The Japanese Embassy to the Department of State.

paraphrase of a telegram from baron ishii to viscount chinda.19

As no doubt the Government to which you are accredited is well aware, a plan to inaugurate a monarchical government in China has recently made sudden and rapid developments. While the inadequate means of communication, coupled with the fact of manipulation of the press freely resorted to by the Chinese authorities, make it extremely difficult to learn the actual and true state of affairs in China, one thing seems certain: that the feeling prevailing in the country against the monarchical movement is very much stronger than at first suspected. This is particularly the case in the Yangtze Valley and South China, where the strong opposition sentiment is widely diffused.
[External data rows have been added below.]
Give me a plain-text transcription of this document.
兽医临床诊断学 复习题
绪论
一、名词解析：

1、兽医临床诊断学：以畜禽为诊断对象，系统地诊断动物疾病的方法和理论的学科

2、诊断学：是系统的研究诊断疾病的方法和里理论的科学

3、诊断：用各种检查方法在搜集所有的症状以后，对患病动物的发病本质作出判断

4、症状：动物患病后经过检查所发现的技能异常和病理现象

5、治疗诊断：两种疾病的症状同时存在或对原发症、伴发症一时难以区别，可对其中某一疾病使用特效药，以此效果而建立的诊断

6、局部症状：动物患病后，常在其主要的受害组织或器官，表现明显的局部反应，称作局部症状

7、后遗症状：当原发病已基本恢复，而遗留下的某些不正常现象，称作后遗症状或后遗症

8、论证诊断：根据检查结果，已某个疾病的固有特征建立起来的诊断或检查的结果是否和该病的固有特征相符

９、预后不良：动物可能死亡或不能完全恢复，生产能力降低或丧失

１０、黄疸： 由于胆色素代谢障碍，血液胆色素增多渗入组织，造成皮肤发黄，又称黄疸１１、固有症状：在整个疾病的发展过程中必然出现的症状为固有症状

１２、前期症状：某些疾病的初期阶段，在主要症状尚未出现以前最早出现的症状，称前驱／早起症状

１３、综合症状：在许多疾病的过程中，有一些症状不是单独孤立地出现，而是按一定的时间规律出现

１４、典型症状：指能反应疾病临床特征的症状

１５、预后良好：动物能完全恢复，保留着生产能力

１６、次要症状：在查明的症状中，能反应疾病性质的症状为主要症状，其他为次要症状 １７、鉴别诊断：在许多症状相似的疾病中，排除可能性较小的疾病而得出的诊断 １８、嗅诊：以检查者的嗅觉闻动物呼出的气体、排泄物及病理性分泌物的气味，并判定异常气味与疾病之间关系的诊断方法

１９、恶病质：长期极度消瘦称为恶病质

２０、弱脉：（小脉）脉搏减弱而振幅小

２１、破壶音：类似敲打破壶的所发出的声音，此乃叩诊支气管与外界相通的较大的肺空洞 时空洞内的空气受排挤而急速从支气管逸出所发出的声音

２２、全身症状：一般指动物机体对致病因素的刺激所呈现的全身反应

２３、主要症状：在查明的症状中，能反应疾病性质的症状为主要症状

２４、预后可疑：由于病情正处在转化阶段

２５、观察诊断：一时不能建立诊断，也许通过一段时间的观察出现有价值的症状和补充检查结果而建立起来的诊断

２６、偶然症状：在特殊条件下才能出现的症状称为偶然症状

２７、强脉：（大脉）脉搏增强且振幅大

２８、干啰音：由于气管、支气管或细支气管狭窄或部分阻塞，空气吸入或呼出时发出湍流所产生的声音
No pains are, it seems, spared by the Chinese Government in the endeavor to put a peaceful face on the situation by resorting to various means such as causing the provincial authorities to frame and submit reports favorable to the execution of the monarchical plan and giving publicity thereto, or directing these authorities to exercise weighty pressure directly and indirectly upon the opposition. But in point of fact the more it attempts to hasten the realization of a monarchy the stronger grows the opposition sentiment. So long as the present political status is maintained in China, there would seem to be little fear of any intestine disturbances arising in the immediate future, and it is to the monarchical plan that the present state of disquietude is to be attributed, Should change of the polity be unfortunately followed by an upheaval and dissensions, the consequence thereof to be suffered by the countries having important interests in China would be beyond calculation.
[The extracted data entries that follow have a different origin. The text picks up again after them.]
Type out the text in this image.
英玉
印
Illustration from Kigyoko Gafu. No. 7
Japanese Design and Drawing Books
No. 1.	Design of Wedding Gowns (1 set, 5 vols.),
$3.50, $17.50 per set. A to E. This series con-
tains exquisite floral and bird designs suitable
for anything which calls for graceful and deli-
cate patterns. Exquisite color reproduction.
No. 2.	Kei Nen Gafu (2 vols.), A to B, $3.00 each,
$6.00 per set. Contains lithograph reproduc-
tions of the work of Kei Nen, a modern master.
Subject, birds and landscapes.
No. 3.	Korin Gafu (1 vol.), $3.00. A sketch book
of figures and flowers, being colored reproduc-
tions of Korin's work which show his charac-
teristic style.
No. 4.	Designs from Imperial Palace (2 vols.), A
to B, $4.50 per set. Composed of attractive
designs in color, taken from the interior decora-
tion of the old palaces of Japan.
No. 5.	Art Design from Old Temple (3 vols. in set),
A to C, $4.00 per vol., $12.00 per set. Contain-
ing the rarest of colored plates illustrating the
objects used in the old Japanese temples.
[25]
At a time when, in view of the European situation, it is deemed desirable to avoid any event that may in the least tend to further prejudice the general peace of the world, the Imperial Government, particularly solicitous as it is of peace in the Far East, cannot but view with grave concern the situation in China as is pointed out above. It need scarcely be mentioned that the Imperial Government [Page 70] has not the remotest intention to intervene in the internal affairs of China, but, the situation in that country being as it is, it is desirous of preventing possible disaster in time. With this object in view, the Imperial Government proposes at this juncture to enquire of the Chinese Government whether it is counting upon a peaceful inauguration of the monarchical form of government unattended by any disturbances, and at the same time to offer to it an informal and friendly advice in the sense that, inasmuch as the furtherance of the monarchical plan involves, in the opinion of the Imperial Government, a danger of inviting disorder in China, it would be more in keeping with the interest of the general situation to defer its execution for some time.

If the Government to which you are accredited shares the solicitude of the Imperial Government in above respect, it is earnestly hoped that it will see its way to give to the Chinese Government similar advice, in the interest of general peace in the Far East.

  1. Handed to the Secretary of State by the Japanese Ambassador October 27, 1915.